Terminato nella cittadina marchigiana di Treia, presso il Teatro Comunale, il seminario estivo della fondazione Symbola “Coesione è competizione, sfidare paure solitudine e diseguaglianze per costruire il futuro” che ha visto nei giorni di venerdì 6 e sabato 7 luglio avvicendati politici, economisti e rappresentanti di aziende piccole e grandi. Tra i relatori, solo per citarne alcuni: Luca Ceriscioli, presidente della Regione Marche; Mons. Nazzareno Marconi, Vescovo di Macerata; Gianluca Pesarini, presidente Confindustria Macerata; Nando Pagnoncelli di Ipsos; il sociologo Domenico De Masi; Paolo Gentiloni, già presidente del Consiglio; Padre Enzo Fortunato, direttore del Sacro Convento di Assisi.

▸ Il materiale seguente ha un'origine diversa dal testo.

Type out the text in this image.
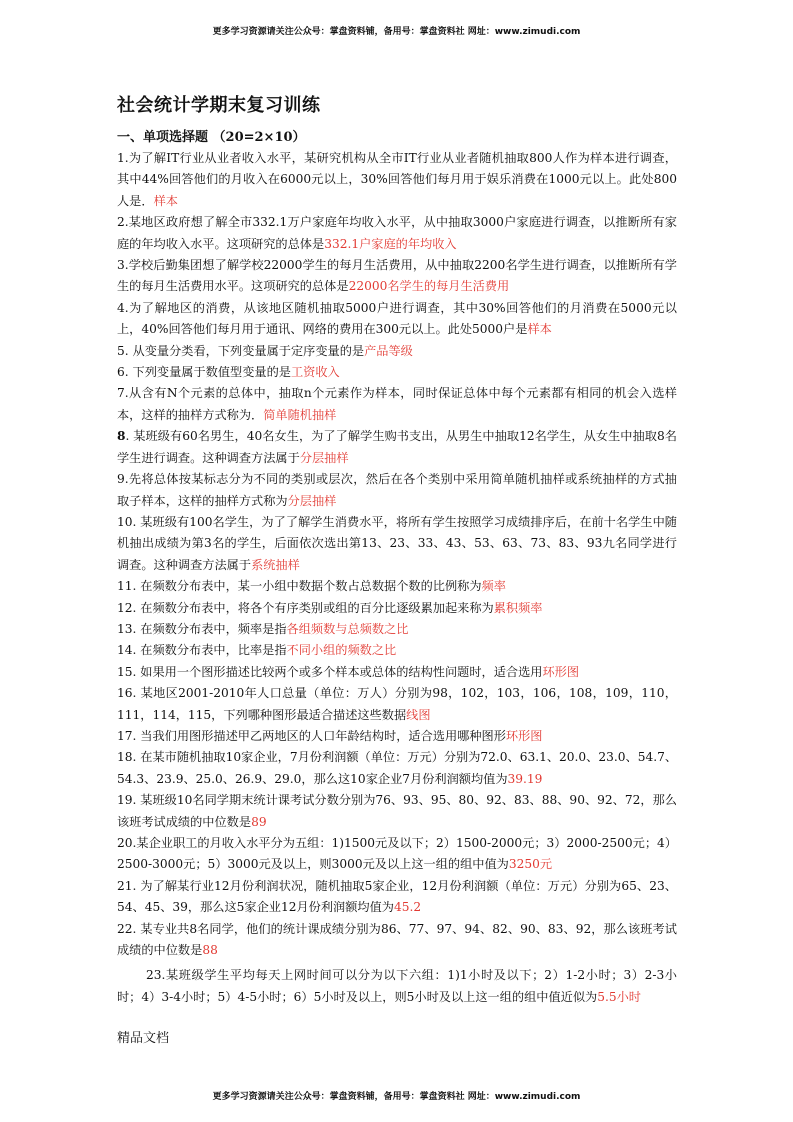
更多学习资源请关注公众号：掌盘资料铺，备用号：掌盘资料社 网址：www.zimudi.com
社会统计学期末复习训练
一、单项选择题 （20=2×10）

1.为了解IT行业从业者收入水平，某研究机构从全市IT行业从业者随机抽取800人作为样本进行调查，其中44%回答他们的月收入在6000元以上，30%回答他们每月用于娱乐消费在1000元以上。此处800人是．样本

2.某地区政府想了解全市332.1万户家庭年均收入水平，从中抽取3000户家庭进行调查，以推断所有家庭的年均收入水平。这项研究的总体是332.1户家庭的年均收入

3.学校后勤集团想了解学校22000学生的每月生活费用，从中抽取2200名学生进行调查，以推断所有学生的每月生活费用水平。这项研究的总体是22000名学生的每月生活费用

4.为了解地区的消费，从该地区随机抽取5000户进行调查，其中30%回答他们的月消费在5000元以上，40%回答他们每月用于通讯、网络的费用在300元以上。此处5000户是样本

5. 从变量分类看，下列变量属于定序变量的是产品等级

6. 下列变量属于数值型变量的是工资收入

7.从含有N个元素的总体中，抽取n个元素作为样本，同时保证总体中每个元素都有相同的机会入选样本，这样的抽样方式称为．简单随机抽样

8. 某班级有60名男生，40名女生，为了了解学生购书支出，从男生中抽取12名学生，从女生中抽取8名学生进行调查。这种调查方法属于分层抽样

9.先将总体按某标志分为不同的类别或层次，然后在各个类别中采用简单随机抽样或系统抽样的方式抽取子样本，这样的抽样方式称为分层抽样

10. 某班级有100名学生，为了了解学生消费水平，将所有学生按照学习成绩排序后，在前十名学生中随机抽出成绩为第3名的学生，后面依次选出第13、23、33、43、53、63、73、83、93九名同学进行调查。这种调查方法属于系统抽样

11. 在频数分布表中，某一小组中数据个数占总数据个数的比例称为频率

12. 在频数分布表中，将各个有序类别或组的百分比逐级累加起来称为累积频率

13. 在频数分布表中，频率是指各组频数与总频数之比

14. 在频数分布表中，比率是指不同小组的频数之比

15. 如果用一个图形描述比较两个或多个样本或总体的结构性问题时，适合选用环形图

16. 某地区2001-2010年人口总量（单位：万人）分别为98，102，103，106，108，109，110，111，114，115，下列哪种图形最适合描述这些数据线图

17. 当我们用图形描述甲乙两地区的人口年龄结构时，适合选用哪种图形环形图

18. 在某市随机抽取10家企业，7月份利润额（单位：万元）分别为72.0、63.1、20.0、23.0、54.7、54.3、23.9、25.0、26.9、29.0，那么这10家企业7月份利润额均值为39.19

19. 某班级10名同学期末统计课考试分数分别为76、93、95、80、92、83、88、90、92、72，那么该班考试成绩的中位数是89

20.某企业职工的月收入水平分为五组：1)1500元及以下；2）1500-2000元；3）2000-2500元；4）2500-3000元；5）3000元及以上，则3000元及以上这一组的组中值为3250元

21. 为了解某行业12月份利润状况，随机抽取5家企业，12月份利润额（单位：万元）分别为65、23、54、45、39，那么这5家企业12月份利润额均值为45.2

22. 某专业共8名同学，他们的统计课成绩分别为86、77、97、94、82、90、83、92，那么该班考试成绩的中位数是88

23.某班级学生平均每天上网时间可以分为以下六组：1)1小时及以下；2）1-2小时；3）2-3小时；4）3-4小时；5）4-5小时；6）5小时及以上，则5小时及以上这一组的组中值近似为5.5小时

精品文档
更多学习资源请关注公众号：掌盘资料铺，备用号：掌盘资料社 网址：www.zimudi.com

Presiedeva Ermete Realacci presidente della Fondazione Symbola mentre le riflessioni introduttive sono state affidate a Fabio Renzi segretario generale della Fondazione. Dalle relazioni è emerso che per affrontare la crisi e combattere le paure la formula vincente di migliaia di aziende è stata la connessione, che è divenuta competitività, la creatività, le nuove tecnologie, l’economia circolare, la coesione sociale, i legami con il territorio, ma primariamente la valorizzazione del capitale umano. Tutti sono d’accordo che l’Italia deve ripartire attraverso il welfare aziendale, la cura dei lavoratori e delle loro famiglie, il dialogo con i cittadini Comuni e associazioni, ribadito anche da Gentiloni nel suo intervento.

Al centro della riflessione sono le imprese che fanno rete, le quali nell’ultimo anno hanno sviluppato un aumento del fatturato pari al 53% rispetto alle altre che si sono fermate al 36 per cento. Secondo la ricerca presentata per l’occasione da Symbola e Unioncamere tra le tante aziende marchigiane sono indicate la Guzzini Illuminazione e Simonelli Group. Il 50% delle imprese coesive ha dichiarato assunzioni in questo periodo e un significativo aumento dell’export contro il 28 per cento delle imprese non coesive. Prendendo in esame altre regioni il rapporto cita la calabrese Callipo, la dolciaria Ferrero, le Cartiere Pirinoli, l’UmbraGroup di Foligno, l’Enel, l’IMA, Ferragamo, segue un lungo elenco con esempi di realtà non manifatturiere che saldano però relazioni virtuose con il mondo produttivo.

La maggiore concentrazione delle imprese coesive è in Lombardia, seguita dal Veneto, dall’Emilia Romagna, dal Piemonte e dalla Toscana. Nel suo intervento Giuseppe Tripoli segretario generale di Unioncamere ha dichiarato: «La capacità di unire benessere economico e benessere sociale è ormai un tratto tipico dello sviluppo italiano». Più volte i relatori hanno citato Adriano Olivetti l’illuminato imprenditore che per primo comprese l’importanza della coesione tra realtà aziendale e realtà sociale dei dipendenti lavoratori. Nando Pagnoncelli di Ipsos ha presentato a Treia il suo rapporto “Geografia del Made in Italy”, studio della fondazione Symbola in collaborazione con Unioncamere dal quale emerge che oggi gli italiani vedono una flebile luce in fondo al tunnel, ma le loro preoccupazioni non calano e restano stabili.

Nel suo intervento conclusivo il presidente di Symbola Ermete Realacci, ha ribadito che «una buona economia aiuta a superare e ad affrontare la paura, le solitudini e le diseguaglianze per costruire il futuro del nostro Paese. Quando l’Italia scommette sui suoi talenti e sulle comunità, quando investe in qualità, nella innovazione e nella bellezza, allora questo ambito è spesso determinante perché il Bel Paese si ritaglia un ruolo di tutto rispetto nel mondo».